After conservative Republicans bloodied his nose in 1994, Bill Clinton had to fake up an interest in “traditional values.” Out of this phoniness came his hasty signing of the Defense of Marriage Act. A defensive Clinton told the press during his 1996 reelection campaign: “I remain opposed to same-sex marriage. I believe marriage is an institution for the union of a man and a woman. This has been my long-standing position, and it is not being reviewed or reconsidered.”
No longer needing to sustain this sham, Clinton has now unburdened himself of his true thoughts about gay marriage: “I personally support people doing what they want to do…I think it’s wrong for someone to stop someone else from doing that.”
“Yeah,” Clinton says he supports it, which delights gay activists who note that he joins the ranks of other “high-profile” Democratic proponents of it, such as Senators Chuck Schumer and Chris Dodd.
The Democratic Party’s official and obviously brittle and insincere opposition to gay marriage crumbles by the week. “We’ll get there,” Teresa Heinz Kerry promised gay activists in San Francisco back in 2004, and time has proven her right, as more and more Dems, judging that the political and cultural coast for gay marriage is now clear, don’t even bother to defend that gnarled platform plank.
Clinton’s “frank” throat-clearing about an “evolving” position on gay marriage can provide talking-points to other prominent Dems eager to reverse their nominal opposition. Clinton has cited, as the cause of his new enlightenment, the edifying learning experience of watching his homosexual friends take care of tots; this apparently sounds better to him than having to admit that he was fibbing opposition all along.
Turning hot water up gradually without the frogs jumping out is tricky, but Obama seems to think that he can also pull it off. It won’t be long before his support for “robust civil unions,” an inching euphemism towards gay marriage he likes, gives way to a “frank” Clinton-style reappraisal and endorsement of gay marriage in all 50 states.

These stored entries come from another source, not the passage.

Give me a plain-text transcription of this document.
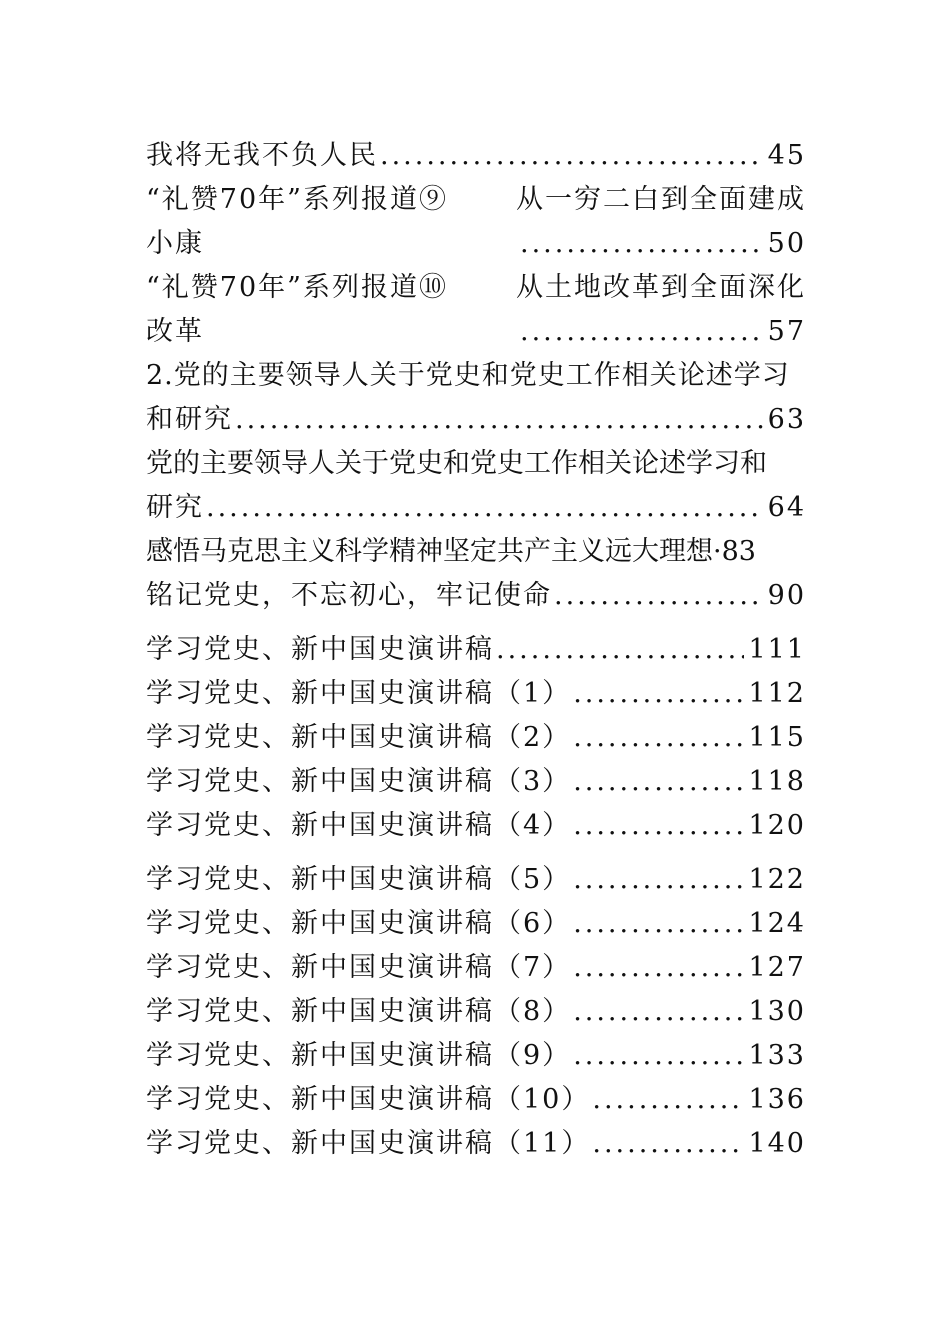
我将无我不负人民 .....	45
“礼赞70年”系列报道⑨	从一穷二白到全面建成
小康 .....	50
“礼赞70年”系列报道⑩	从土地改革到全面深化
改革 .....	57
2.党的主要领导人关于党史和党史工作相关论述学习
和研究 .....	63
党的主要领导人关于党史和党史工作相关论述学习和
研究 .....	64
感悟马克思主义科学精神坚定共产主义远大理想·83
铭记党史，不忘初心，牢记使命 .....	90
学习党史、新中国史演讲稿 .....	111
学习党史、新中国史演讲稿（1） .....	112
学习党史、新中国史演讲稿（2） .....	115
学习党史、新中国史演讲稿（3） .....	118
学习党史、新中国史演讲稿（4） .....	120
学习党史、新中国史演讲稿（5） .....	122
学习党史、新中国史演讲稿（6） .....	124
学习党史、新中国史演讲稿（7） .....	127
学习党史、新中国史演讲稿（8） .....	130
学习党史、新中国史演讲稿（9） .....	133
学习党史、新中国史演讲稿（10） .....	136
学习党史、新中国史演讲稿（11） .....	140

The American people, after all, can be cajoled out of their “worn arguments and old attitudes,” he implied at the White House’s “LGBT” reception in late June.
“Welcome to your White House,” Obama burbled, adding an oblique promise of support for every item on the LGBT agenda, including gay marriage: “We’ve been in office six months now. I suspect that by the time this administration is over, I think you guys will have pretty good feelings about the Obama administration.”
By the end of Obama’s probable second term, his justices will almost certainly have uncorked some bogus constitutional right to gay marriage discovered within the penumbras of Lawrence v. Texas. At which point, Obama, drawing upon the faux-pained honesty he has perfected, can regurgitate what he wrote in his memoirs: that he was once on “the wrong side of history” but has now happily come into the light.
The construction of his position on gay marriage in The Audacity of Hope is comically passive, salted with several I’m-eager-to-be-wrong-here qualifiers: “In years hence I may be seen as someone who was on the wrong side of history” and “I was reminded that it is my obligation not only as an elected official in a pluralistic society, but also as a Christian, to remain open to the possibility that my unwillingness to support gay marriage is misguided.”
It is hard to describe what’s happening on this rapidly-moving front as a “culture war,” since that implies two sides are fighting. Are there even two sides to make a war at this point? It appears, with a few conservative exceptions here and there, that only one side is fighting — the left; the PC oafs in the Republican Party could not care less.
Perhaps 2010 prospects may rouse a momentary interest in exploiting the issue politically, but morally and culturally they just don’t care. Gay activists noted with some satisfaction that Bill Clinton actually arrived at his position later than a Republican eminence, Dick Cheney.